China's premier told the United States on Wednesday: We don't want a trade war with you, but if one breaks out, your companies would bear the brunt.
Yet despite tensions over jobs, currency rates and "security matters," Li Keqiang told a news conference in Beijing ahead of the first visit by the new U.S. secretary of state that he remained optimistic about the future of China's relationship with the United States.
"Our hope on the Chinese side is that, no matter what bumps this relationship may run into, it will continue to move forward in a positive direction," he said.
The two countries share extensive common interests and should "sit down to talk to each other" to build trust and narrow differences, Li told journalists at the end of China's annual parliamentary session, adding that diplomats were working toward a face-to-face meeting between President Xi Jinping and President Donald Trump.

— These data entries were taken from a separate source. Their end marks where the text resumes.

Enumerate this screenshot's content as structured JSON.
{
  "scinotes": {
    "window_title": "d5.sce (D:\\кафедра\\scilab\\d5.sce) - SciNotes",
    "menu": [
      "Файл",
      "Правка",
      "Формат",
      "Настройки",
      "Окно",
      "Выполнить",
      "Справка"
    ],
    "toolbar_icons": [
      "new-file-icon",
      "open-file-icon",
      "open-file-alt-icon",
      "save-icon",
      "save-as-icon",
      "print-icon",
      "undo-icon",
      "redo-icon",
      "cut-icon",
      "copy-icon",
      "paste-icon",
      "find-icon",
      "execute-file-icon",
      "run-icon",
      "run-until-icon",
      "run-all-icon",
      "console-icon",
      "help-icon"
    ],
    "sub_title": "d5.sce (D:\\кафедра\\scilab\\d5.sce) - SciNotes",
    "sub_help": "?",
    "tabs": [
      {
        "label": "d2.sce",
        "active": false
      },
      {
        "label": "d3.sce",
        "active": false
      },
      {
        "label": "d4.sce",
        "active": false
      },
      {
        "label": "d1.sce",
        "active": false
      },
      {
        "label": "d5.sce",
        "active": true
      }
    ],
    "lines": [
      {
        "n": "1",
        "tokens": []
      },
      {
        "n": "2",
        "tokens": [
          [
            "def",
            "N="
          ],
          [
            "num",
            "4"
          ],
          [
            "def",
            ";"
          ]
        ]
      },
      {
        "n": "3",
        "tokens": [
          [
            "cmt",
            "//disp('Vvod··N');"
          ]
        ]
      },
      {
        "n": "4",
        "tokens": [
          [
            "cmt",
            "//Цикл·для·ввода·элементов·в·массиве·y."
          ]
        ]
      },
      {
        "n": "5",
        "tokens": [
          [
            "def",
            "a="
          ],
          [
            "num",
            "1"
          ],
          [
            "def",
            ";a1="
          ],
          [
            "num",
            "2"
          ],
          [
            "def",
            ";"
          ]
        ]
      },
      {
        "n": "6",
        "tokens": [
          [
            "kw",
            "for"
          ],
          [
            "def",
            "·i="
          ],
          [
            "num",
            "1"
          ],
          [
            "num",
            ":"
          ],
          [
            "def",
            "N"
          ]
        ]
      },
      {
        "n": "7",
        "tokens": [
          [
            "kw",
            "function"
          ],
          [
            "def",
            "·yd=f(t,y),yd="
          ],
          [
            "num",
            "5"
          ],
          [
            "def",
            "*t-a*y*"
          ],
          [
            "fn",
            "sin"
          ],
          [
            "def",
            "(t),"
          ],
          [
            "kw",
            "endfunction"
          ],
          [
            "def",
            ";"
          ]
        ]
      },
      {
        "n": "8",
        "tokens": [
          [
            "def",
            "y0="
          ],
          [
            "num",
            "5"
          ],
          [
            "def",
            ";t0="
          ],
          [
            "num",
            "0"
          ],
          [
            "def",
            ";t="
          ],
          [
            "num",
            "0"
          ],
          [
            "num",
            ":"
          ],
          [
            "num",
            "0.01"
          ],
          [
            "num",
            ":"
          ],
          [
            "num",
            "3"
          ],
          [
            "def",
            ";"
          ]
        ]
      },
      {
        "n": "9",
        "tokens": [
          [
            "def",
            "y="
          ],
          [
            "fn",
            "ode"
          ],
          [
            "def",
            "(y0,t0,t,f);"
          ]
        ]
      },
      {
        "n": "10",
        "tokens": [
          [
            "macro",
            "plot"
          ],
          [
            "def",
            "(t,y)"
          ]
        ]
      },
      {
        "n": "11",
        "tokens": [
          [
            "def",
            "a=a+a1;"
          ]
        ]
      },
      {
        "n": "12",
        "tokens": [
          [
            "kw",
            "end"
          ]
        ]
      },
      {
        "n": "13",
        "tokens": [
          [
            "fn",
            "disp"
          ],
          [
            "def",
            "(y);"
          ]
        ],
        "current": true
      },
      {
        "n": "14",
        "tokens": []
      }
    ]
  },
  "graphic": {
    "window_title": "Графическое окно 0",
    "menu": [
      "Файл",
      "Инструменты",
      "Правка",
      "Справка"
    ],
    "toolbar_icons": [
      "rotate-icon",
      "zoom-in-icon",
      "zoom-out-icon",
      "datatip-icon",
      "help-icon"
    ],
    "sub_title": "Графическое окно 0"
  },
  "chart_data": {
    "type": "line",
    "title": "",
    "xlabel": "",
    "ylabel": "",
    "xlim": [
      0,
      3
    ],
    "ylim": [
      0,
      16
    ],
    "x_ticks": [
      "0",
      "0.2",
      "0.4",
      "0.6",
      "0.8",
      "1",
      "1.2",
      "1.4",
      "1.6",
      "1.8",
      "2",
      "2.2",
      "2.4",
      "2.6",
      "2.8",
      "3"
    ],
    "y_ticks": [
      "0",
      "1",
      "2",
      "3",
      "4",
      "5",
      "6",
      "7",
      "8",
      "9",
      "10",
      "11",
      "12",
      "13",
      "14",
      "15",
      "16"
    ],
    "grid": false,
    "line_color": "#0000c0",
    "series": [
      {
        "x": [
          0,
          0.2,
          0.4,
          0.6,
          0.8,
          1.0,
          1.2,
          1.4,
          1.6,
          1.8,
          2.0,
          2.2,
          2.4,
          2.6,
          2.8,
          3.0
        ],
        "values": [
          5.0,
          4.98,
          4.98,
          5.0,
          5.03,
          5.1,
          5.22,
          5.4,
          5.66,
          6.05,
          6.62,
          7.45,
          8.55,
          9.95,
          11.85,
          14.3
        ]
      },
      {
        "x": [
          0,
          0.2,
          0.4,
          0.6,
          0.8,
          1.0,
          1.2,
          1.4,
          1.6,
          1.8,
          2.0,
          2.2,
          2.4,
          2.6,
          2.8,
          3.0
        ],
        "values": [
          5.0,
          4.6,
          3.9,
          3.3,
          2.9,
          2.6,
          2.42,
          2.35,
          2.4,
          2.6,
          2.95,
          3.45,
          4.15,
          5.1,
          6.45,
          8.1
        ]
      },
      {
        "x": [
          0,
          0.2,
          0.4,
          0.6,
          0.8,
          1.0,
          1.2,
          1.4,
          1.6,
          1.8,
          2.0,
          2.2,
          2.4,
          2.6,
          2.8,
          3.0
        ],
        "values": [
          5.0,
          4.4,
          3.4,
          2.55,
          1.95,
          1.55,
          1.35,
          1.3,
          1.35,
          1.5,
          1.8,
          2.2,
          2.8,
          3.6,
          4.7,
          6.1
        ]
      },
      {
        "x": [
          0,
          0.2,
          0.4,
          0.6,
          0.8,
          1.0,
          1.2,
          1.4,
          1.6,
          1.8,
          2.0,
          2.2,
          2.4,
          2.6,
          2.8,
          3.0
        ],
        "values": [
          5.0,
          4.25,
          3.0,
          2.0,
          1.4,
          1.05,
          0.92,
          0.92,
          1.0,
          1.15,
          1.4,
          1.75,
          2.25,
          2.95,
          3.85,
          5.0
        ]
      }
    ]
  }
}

Experts say China has been pushing hard to arrange such a meeting, realizing how important personal chemistry between the two leaders could be in maintaining stable ties, and U.S. media has since reported that one has been tentatively scheduled for April 6-7 at Trump's Mar-a-Lago Club in Florida.
Secretary of State Rex Tillerson is due to arrive in Tokyo on Wednesday for his first Asia trip since taking office, and he will visit Beijing later in the week.
Premier Li said China's trade and investment ties with the United States created up to one million American jobs last year.
"Recently I came across an article from an authoritative international think tank. It says that should a trade war break out between China and the United States, it would be foreign-invested companies, in particular U.S. firms, that would bear the brunt of it," he said.
"We don't want to see any trade war breaking out between the two countries. That wouldn't make our trade fairer," he added.
But while it's true that a trade war would a disproportionate effect on American firms like Apple which outsource manufacturing to China, economist Christopher Balding said it wasn't really accurate to say that the U.S. economy as a whole is more vulnerable.
"China is much more dependent on trade with the U.S. as a percentage of GDP, and received most of its trade surplus from the U.S.," said Balding, an associate professor at the HSBC Business School in Shenzhen, adding that it would be easier for U.S. firms to move their supply chain than for China to change its industrial structure.
"It remains advisable for China to match its rhetoric on open markets and free trade with action, by opening up ... markets to competition in goods and investment," he said.
Li's comments came a day after Trump's pick for U.S. trade representative said China is one of the top trade problems the United States faces, but that it was not clear if Beijing is still manipulating its currency.
"If you look at our problems, China is right up there," Robert Lighthizer told lawmakers on the Senate Finance Committee at a confirmation hearing on Tuesday in Washington.
Trump launched a constant volley of complaints against China on the campaign trail, denouncing it for stealing American jobs, manipulating its currency, militarizing the South China Sea and not doing enough to rein in North Korea's nuclear program.
He then upset Beijing by accepting a phone call from Taiwan's President Tsai Ing-wen after his election and publicly questioning whether the United States should maintain its one-China policy.
But he eventually backed away from that fight, agreeing to honor the policy during what he called a "very warm" phone call with Xi in February. Since then, he has also refrained from any criticism of China on his Twitter feed.
Li reiterated that the one-China policy was the "political foundation" of relations and could not be undermined.
"With that foundation in place, we believe there are bright prospects for China-U.S. cooperation," he said.
While relations with China will be discussed during Tillerson's visit, the top of the agenda for the new secretary of state's is expected to be North Korea's nuclear program.
Li repeated his country's call for dialogue to lower tensions on the Korean Peninsula.
"Tensions may lead to conflict which would only bring harm to all the parties involved," he said. "It's just common sense that no one wants to see chaos on his doorstep."